Neersener Festival startet mit neuer Vorsitzender in die Zukunft
Das Neersener Festival hat Marika Löchte zur neuen Vorsitzenden ernannt – sie übernimmt das Amt von Sabine Mroch, die das Festival nach elf Jahren an der Spitze verlässt. Die Veranstaltung, die in diesem Jahr ihr 40-jähriges Jubiläum feiert, bleibt ein kultureller Höhepunkt für Willich und ein zentraler Anziehungspunkt für Neersen. Löchte, eine langjährige Besucherin und Theaterfachfrau, tritt ihr Amt mit dem Ziel an, das Festival mit frischen Impulsen zu modernisieren.

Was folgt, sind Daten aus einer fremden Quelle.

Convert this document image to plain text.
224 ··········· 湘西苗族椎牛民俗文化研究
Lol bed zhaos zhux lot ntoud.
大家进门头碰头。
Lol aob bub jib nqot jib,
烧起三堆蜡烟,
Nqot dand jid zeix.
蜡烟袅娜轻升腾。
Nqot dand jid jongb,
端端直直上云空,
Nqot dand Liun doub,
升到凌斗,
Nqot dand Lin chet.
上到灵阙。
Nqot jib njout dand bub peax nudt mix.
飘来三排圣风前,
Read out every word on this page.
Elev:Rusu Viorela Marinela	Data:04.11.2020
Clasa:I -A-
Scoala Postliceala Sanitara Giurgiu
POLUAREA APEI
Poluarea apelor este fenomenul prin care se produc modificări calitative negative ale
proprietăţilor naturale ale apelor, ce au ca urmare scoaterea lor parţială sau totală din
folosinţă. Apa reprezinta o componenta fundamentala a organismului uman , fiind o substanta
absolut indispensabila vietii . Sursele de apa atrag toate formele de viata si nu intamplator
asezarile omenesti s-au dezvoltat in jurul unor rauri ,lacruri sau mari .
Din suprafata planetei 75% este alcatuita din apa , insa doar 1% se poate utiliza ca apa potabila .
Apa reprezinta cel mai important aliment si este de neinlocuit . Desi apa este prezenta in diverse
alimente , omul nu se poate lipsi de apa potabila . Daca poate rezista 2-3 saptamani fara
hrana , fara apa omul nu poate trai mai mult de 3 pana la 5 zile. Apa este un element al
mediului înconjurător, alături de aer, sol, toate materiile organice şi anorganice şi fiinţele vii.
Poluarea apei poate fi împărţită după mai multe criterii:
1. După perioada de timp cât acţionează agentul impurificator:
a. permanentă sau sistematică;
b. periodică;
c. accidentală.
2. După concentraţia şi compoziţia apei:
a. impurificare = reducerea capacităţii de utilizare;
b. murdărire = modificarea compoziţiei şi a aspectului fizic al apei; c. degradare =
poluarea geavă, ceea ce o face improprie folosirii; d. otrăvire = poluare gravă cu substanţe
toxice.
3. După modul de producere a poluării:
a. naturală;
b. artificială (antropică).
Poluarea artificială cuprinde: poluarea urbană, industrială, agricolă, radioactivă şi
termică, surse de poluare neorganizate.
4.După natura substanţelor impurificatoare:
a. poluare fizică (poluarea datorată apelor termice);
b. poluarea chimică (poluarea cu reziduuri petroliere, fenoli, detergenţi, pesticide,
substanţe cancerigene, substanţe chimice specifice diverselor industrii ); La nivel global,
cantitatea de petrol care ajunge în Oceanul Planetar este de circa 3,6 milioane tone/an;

Sabine Mroch zog sich in diesem Jahr nach fast einem Jahrzehnt an der Spitze des Festivalsvereins – seit 2013 – aus dem Amt zurück. Ihr Abschied markiert das Ende einer Ära für die Organisation, die sich zu einer beliebten Tradition entwickelt hat. Während das Festival stets ein Kinderstück im Programm hatte, kamen in den letzten Jahren neue Formate wie Poetry Slams und multimediale Aufführungen hinzu, um das Publikum noch stärker einzubinden.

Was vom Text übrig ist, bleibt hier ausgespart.